Tuesday, August 1, 2017

A (Very Short) Primer on Money



Aureus of the First Citizen
It somehow seems appropriate on the first day of August to have a posting about money.  August is named after Caesar Augustus.  In addition to stealing a day from February because 1) Julius Caesar added a day from February to his month, July, 2) a month named after a living god needs thirty-one days instead of a boring thirty, and 3) February got stuck because it was the last full month of the Roman calendar year — all really good reasons for messing things up — he also instituted a new coin, the “Aureus,” or “Gold Coin” that has maintained its weight and purity down to the present day, although not the same name.

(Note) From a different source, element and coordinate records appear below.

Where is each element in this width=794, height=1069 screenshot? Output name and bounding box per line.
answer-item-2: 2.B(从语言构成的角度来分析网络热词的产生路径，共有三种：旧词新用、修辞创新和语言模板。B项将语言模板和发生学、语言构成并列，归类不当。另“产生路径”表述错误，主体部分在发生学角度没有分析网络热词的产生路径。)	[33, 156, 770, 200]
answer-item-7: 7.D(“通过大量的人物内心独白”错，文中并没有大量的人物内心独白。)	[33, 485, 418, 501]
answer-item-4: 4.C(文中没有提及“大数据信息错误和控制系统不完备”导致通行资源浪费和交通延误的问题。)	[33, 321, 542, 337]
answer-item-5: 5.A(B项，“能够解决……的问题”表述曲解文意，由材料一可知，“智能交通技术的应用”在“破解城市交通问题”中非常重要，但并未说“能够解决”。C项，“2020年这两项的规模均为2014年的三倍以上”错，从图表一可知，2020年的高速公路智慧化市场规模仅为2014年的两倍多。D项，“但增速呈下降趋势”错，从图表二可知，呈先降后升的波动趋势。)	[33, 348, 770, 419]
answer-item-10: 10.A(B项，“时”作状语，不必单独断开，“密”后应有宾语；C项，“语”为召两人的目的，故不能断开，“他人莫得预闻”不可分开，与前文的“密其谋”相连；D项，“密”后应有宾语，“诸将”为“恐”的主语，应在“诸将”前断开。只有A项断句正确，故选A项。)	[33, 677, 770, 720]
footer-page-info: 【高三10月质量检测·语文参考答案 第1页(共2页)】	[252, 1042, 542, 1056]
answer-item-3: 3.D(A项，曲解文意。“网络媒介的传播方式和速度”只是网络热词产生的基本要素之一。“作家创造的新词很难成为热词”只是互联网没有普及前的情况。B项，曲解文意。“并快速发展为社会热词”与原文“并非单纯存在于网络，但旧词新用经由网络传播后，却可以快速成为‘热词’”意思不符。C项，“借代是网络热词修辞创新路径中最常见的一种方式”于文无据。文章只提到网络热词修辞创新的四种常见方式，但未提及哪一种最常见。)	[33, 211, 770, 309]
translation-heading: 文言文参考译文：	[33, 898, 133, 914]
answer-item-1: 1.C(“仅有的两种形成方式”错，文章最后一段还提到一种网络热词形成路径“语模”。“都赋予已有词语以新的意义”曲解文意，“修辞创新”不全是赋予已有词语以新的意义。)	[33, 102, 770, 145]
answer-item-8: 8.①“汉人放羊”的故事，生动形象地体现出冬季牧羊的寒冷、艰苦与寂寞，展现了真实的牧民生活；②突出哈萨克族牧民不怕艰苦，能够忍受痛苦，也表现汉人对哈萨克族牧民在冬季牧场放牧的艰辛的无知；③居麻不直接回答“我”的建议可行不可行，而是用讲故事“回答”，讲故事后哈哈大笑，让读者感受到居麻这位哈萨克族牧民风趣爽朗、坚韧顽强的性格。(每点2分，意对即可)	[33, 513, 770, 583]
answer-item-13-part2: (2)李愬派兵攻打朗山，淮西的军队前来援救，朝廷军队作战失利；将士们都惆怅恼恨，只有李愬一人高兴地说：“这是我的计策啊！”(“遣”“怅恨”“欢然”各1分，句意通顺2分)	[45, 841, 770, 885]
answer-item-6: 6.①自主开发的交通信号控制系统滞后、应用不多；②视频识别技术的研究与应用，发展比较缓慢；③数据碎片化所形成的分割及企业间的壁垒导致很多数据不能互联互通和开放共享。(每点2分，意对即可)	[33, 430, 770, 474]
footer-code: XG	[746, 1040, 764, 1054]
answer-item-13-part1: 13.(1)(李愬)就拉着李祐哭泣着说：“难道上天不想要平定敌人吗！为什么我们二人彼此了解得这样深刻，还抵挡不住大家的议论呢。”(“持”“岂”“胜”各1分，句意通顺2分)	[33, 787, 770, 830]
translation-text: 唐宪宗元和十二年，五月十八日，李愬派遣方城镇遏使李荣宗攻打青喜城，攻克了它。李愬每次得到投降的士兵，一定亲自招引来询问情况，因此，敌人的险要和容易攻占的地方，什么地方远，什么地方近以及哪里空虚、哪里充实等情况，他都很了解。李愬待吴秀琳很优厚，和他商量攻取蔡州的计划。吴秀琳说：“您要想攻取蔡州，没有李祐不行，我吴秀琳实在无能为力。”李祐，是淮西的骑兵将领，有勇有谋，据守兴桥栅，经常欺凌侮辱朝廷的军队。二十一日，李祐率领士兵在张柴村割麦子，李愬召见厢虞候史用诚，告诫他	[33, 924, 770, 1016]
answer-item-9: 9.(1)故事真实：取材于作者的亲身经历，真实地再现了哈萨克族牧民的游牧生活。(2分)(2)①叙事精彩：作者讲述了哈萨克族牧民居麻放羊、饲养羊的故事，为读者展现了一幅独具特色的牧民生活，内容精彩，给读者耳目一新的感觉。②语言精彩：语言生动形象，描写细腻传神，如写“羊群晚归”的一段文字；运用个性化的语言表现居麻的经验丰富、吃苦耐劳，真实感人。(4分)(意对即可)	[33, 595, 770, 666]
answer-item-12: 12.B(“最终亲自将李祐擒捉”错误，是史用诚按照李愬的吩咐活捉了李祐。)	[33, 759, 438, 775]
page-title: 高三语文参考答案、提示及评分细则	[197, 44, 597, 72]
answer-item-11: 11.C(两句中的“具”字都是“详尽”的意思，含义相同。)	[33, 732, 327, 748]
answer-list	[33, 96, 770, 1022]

Small size United States Note, 1928-1963
What brought this up was a comment we saw recently on FaceBook that the last “real” money the United States had was in 1963 because it was backed by silver.  Unfortunately for the point being made, the photograph was not of a silver certificate that was backed by silver until 1963, but a United States Note (“Greenback”) that was always backed by government debt.  It was convertible into gold on demand from 1878 to 1933, but not backed by gold.
Until 1933, the only money backed by gold was “gold certificates.”  The only money backed by silver was “silver certificates.”  From 1861 until 1913, everything else was backed by government debt.  That included United States Notes, National Bank Notes, and the Treasury Notes of 1890.
Small size silver certificate, 1928-1963
In 1913 with the passage of the Federal Reserve Act, the plan was to retire all the notes backed by government debt, and replace them with notes, called “Federal Reserve Notes,” in the interim, during the changeover, using debt-backed Federal Reserve Bank Notes indistinguishable from the asset-backed Federal Reserve Notes (to prevent speculation and having to issue new notes once they shifted from debt to asset backing).
Unfortunately, Keynes got involved.  He believed government debt is the only legitimate backing for a currency, and so today what people think are Federal Reserve Notes are actually Federal Reserve Bank Notes.
And, believe it or not, that’s the simple explanation. . . .
Large size ("Horse Blanket") Federal Reserve Note, 1914-1927
The fact is, very few things are as misunderstood these days as money.  Paradoxically, nothing is easier to understand, once you realize that money is not some mystical thing created by God or the State (or, if you’re Thomas Hobbes, the God-State . . . no, really.  Look it up.  It’s in Part II, Chapter 17 of Leviathan).
But if money is not created by God or by the State, what is it?
“Money” is “anything that can be used to settle a debt.”  Another way of putting it, money is “all things transferred in commerce.”
Thus, money is anything people trade back and forth.  It’s a promise, a contract.
That’s all.  Now you Know All About Money.
Except How To Get It.
So, how do you get money?  Besides stealing or just having it handed to you, that is?
Treasury Note of 1890
You produce.  It doesn’t matter whether you produce by means of labor, land, or technology, as long as you produce.  Since money is only the medium by means of which one person exchanges what he or she produces, for what others produce, if you can produce a marketable good or service — meaning something that somebody else wants — you can “make money.”
Money doesn’t have to take any specific form.  It can take any form that parties to a transaction find acceptable.  In fact, even today, most “money” is not something that many people even think of as “money.”  It’s commodities transferred in trade.  It’s bills of exchange, mortgages, promissory notes, letters of credit, contracts — anything by means of which people exchange what they produce with each other.
So, if you want to solve The Money Question, start asking the right thing: How do we make as many people as possible productive?